Hi, I have investigated your case. From the message a copy of this shard is already allocated to this node it seems that the cluster size has been reduced. The message indicates that there is already a replica on that node and you cannot have a replica number greater than the number of nodes in the cluster.
How many nodes do you have? Is it the same number you had before upgrading to 4.8.0?
If this is the problem, the solution is to adjust the number of replicas.

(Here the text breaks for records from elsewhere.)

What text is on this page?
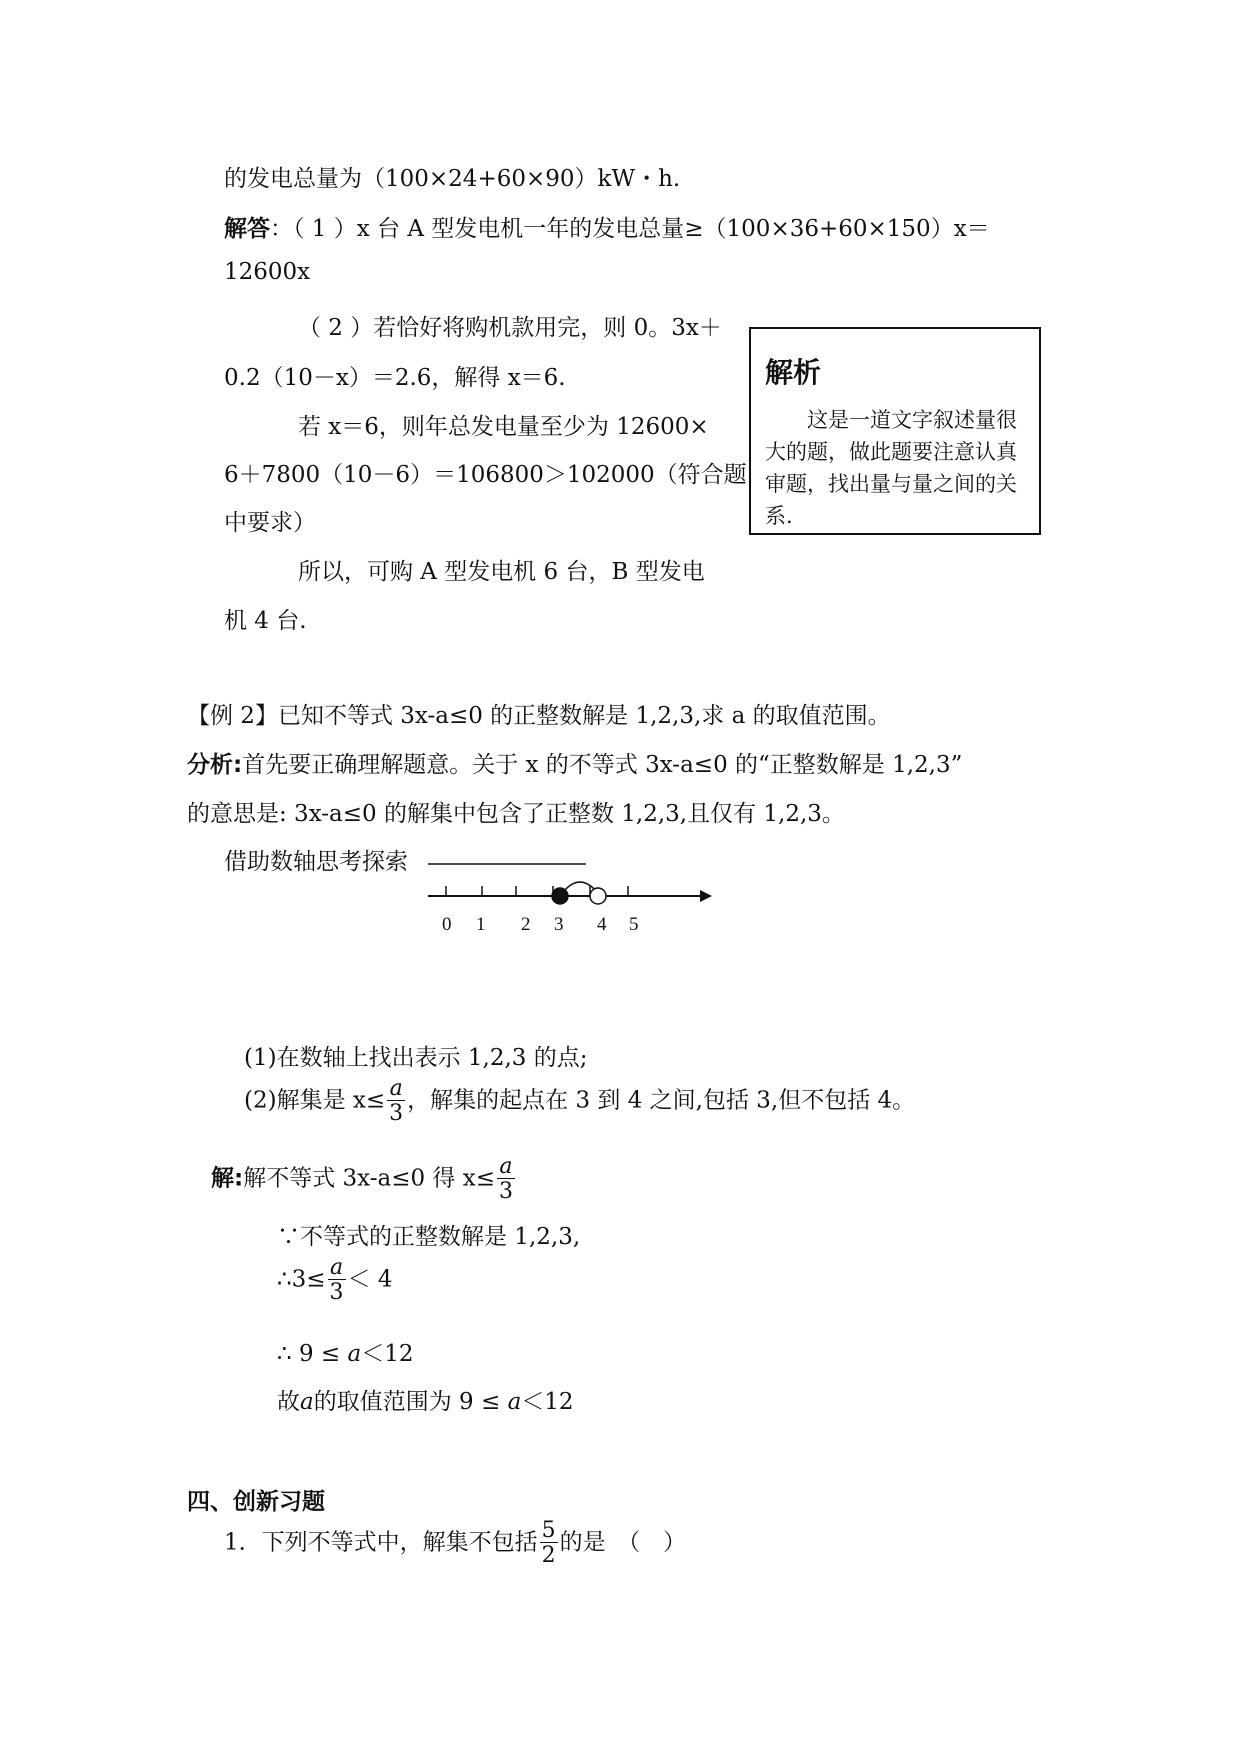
的发电总量为（100×24+60×90）kW・h.
解答：（ 1 ）x 台 A 型发电机一年的发电总量≥（100×36+60×150）x＝
12600x
（ 2 ）若恰好将购机款用完，则 0。3x＋
0.2（10－x）＝2.6，解得 x＝6.
若 x＝6，则年总发电量至少为 12600×
6＋7800（10－6）＝106800＞102000（符合题
中要求）
所以，可购 A 型发电机 6 台，B 型发电
机 4 台.
解析
这是一道文字叙述量很大的题，做此题要注意认真审题，找出量与量之间的关系.
【例 2】已知不等式 3x-a≤0 的正整数解是 1,2,3,求 a 的取值范围。
分析:首先要正确理解题意。关于 x 的不等式 3x-a≤0 的“正整数解是 1,2,3”
的意思是: 3x-a≤0 的解集中包含了正整数 1,2,3,且仅有 1,2,3。
借助数轴思考探索
0 1 2 3 4 5
(1)在数轴上找出表示 1,2,3 的点;
(2)解集是 $x\le \frac{a}{3}$ ，解集的起点在 3 到 4 之间,包括 3,但不包括 4。
解:解不等式 3x-a≤0 得 $x\le \frac{a}{3}$
∵不等式的正整数解是 1,2,3,
∴3≤ $\frac{a}{3} < 4$
∴ 9 ≤ a＜12
故a的取值范围为 9 ≤ a＜12
四、创新习题
1．下列不等式中，解集不包括 $\frac{5}{2}$ 的是　（　）
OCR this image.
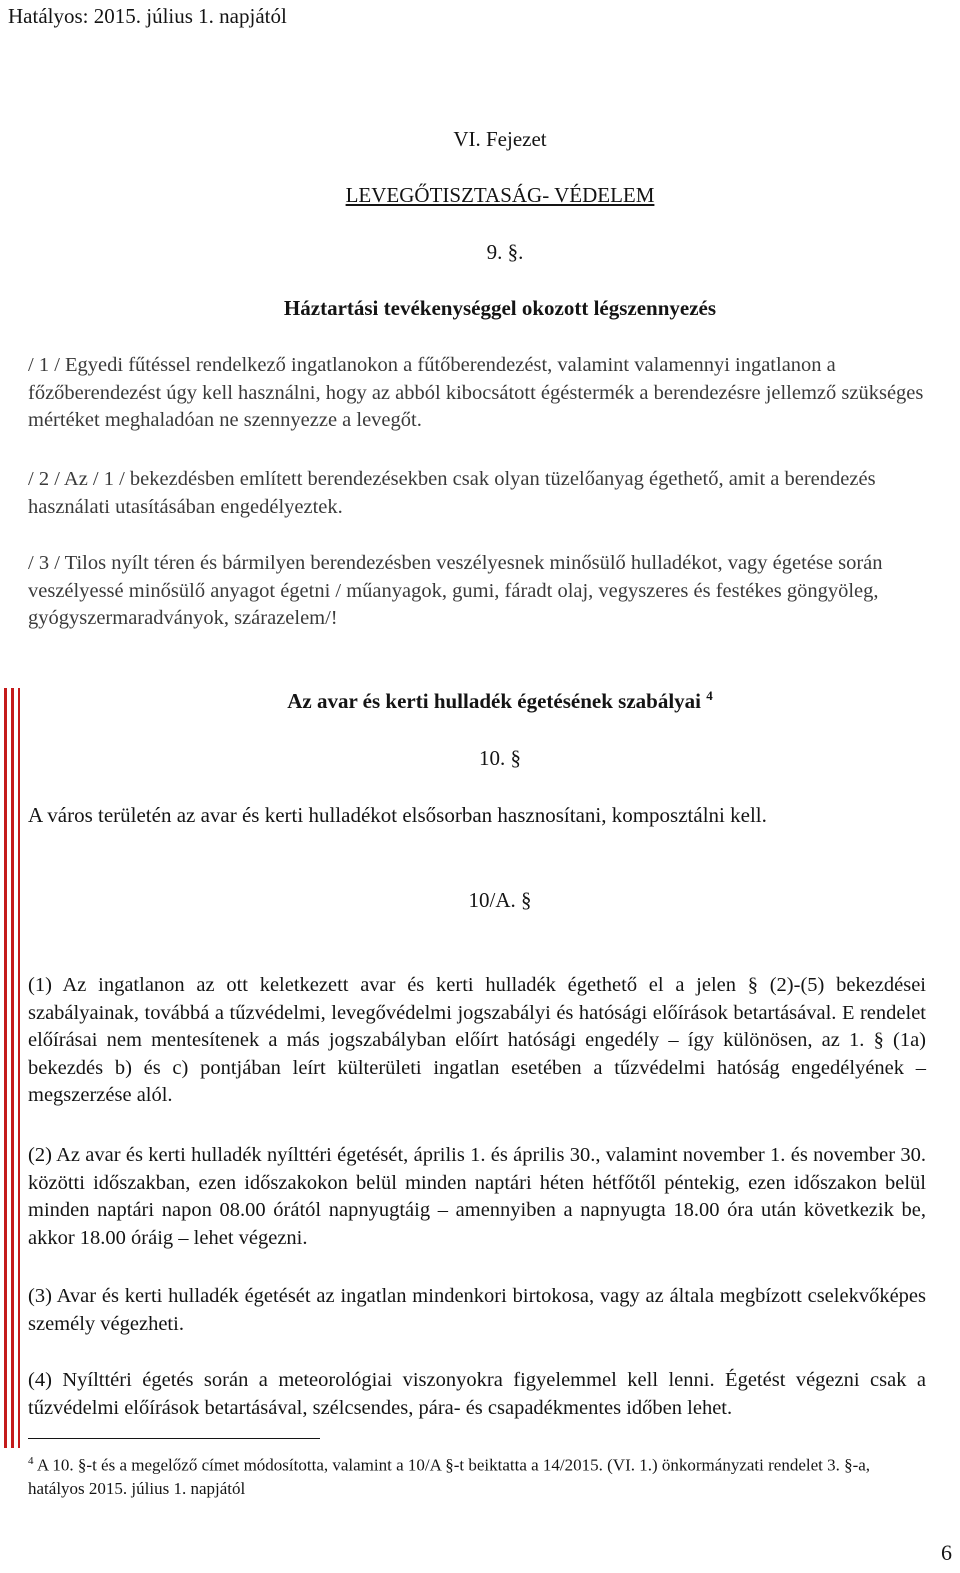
Hatályos: 2015. július 1. napjától
VI. Fejezet
LEVEGŐTISZTASÁG- VÉDELEM
9. §.
Háztartási tevékenységgel okozott légszennyezés
/ 1 / Egyedi fűtéssel rendelkező ingatlanokon a fűtőberendezést, valamint valamennyi ingatlanon a főzőberendezést úgy kell használni, hogy az abból kibocsátott égéstermék a berendezésre jellemző szükséges mértéket meghaladóan ne szennyezze a levegőt.
/ 2 / Az / 1 / bekezdésben említett berendezésekben csak olyan tüzelőanyag égethető, amit a berendezés használati utasításában engedélyeztek.
/ 3 / Tilos nyílt téren és bármilyen berendezésben veszélyesnek minősülő hulladékot, vagy égetése során veszélyessé minősülő anyagot égetni / műanyagok, gumi, fáradt olaj, vegyszeres és festékes göngyöleg, gyógyszermaradványok, szárazelem/!
Az avar és kerti hulladék égetésének szabályai $^4$
10. §
A város területén az avar és kerti hulladékot elsősorban hasznosítani, komposztálni kell.
10/A. §
(1) Az ingatlanon az ott keletkezett avar és kerti hulladék égethető el a jelen § (2)-(5) bekezdései szabályainak, továbbá a tűzvédelmi, levegővédelmi jogszabályi és hatósági előírások betartásával. E rendelet előírásai nem mentesítenek a más jogszabályban előírt hatósági engedély – így különösen, az 1. § (1a) bekezdés b) és c) pontjában leírt külterületi ingatlan esetében a tűzvédelmi hatóság engedélyének – megszerzése alól.
(2) Az avar és kerti hulladék nyílttéri égetését, április 1. és április 30., valamint november 1. és november 30. közötti időszakban, ezen időszakokon belül minden naptári héten hétfőtől péntekig, ezen időszakon belül minden naptári napon 08.00 órától napnyugtáig – amennyiben a napnyugta 18.00 óra után következik be, akkor 18.00 óráig – lehet végezni.
(3) Avar és kerti hulladék égetését az ingatlan mindenkori birtokosa, vagy az általa megbízott cselekvőképes személy végezheti.
(4) Nyílttéri égetés során a meteorológiai viszonyokra figyelemmel kell lenni. Égetést végezni csak a tűzvédelmi előírások betartásával, szélcsendes, pára- és csapadékmentes időben lehet.
$^4$ A 10. §-t és a megelőző címet módosította, valamint a 10/A §-t beiktatta a 14/2015. (VI. 1.) önkormányzati rendelet 3. §-a, hatályos 2015. július 1. napjától
6
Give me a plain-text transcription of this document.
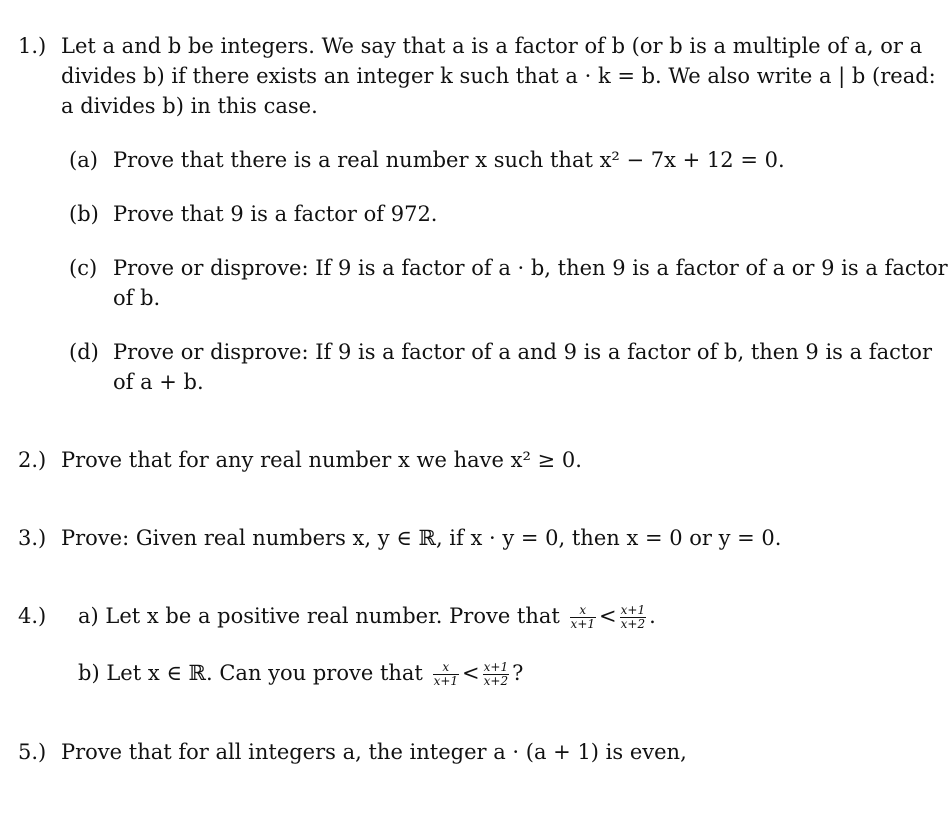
1.) Let a and b be integers. We say that a is a factor of b (or b is a multiple of a, or a
divides b) if there exists an integer k such that a · k = b. We also write a | b (read:
a divides b) in this case.
(a) Prove that there is a real number x such that x² − 7x + 12 = 0.
(b) Prove that 9 is a factor of 972.
(c) Prove or disprove: If 9 is a factor of a · b, then 9 is a factor of a or 9 is a factor
of b.
(d) Prove or disprove: If 9 is a factor of a and 9 is a factor of b, then 9 is a factor
of a + b.
2.) Prove that for any real number x we have x² ≥ 0.
3.) Prove: Given real numbers x, y ∈ ℝ, if x · y = 0, then x = 0 or y = 0.
4.) a) Let x be a positive real number. Prove that $\frac{x}{x+1} < \frac{x+1}{x+2}$ .
b) Let x ∈ ℝ. Can you prove that $\frac{x}{x+1} < \frac{x+1}{x+2}$ ?
5.) Prove that for all integers a, the integer a · (a + 1) is even,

You have more information here https://documentation.wazuh.com/current/user-manual/wazuh-indexer/wazuh-indexer-tuning.html#shards-and-replicas
curl -k -u user:pass -X PUT -H "Content-Type: application/json" -d \
'{"persistent":{"opendistro":{"index_state_management":{"history":{"number_of_replicas":"0"}}}}}' https://127.0.0.1:9200/_cluster/settings
Followed by this the remove the duplicate shards:
curl -k -u user:pass https://127.0.0.1:9200/_cat/shards | grep UNASSIGNED | \
awk '{print $1}' | xargs -i curl -k -XDELETE -u user:pass "https://127.0.0.1:9200/{}"
curl -k -u user:pass -XDELETE "https://127.0.0.1:9200/.kibana_*"
I cannot be sure, but I suspect the real problem was "Wazuh-indexer error: "index template ss4o_metrics_template has index patterns ss4o_metrics" and everything else was caused by trying to migrate and restart while that issue was making it impossible to run cleanly.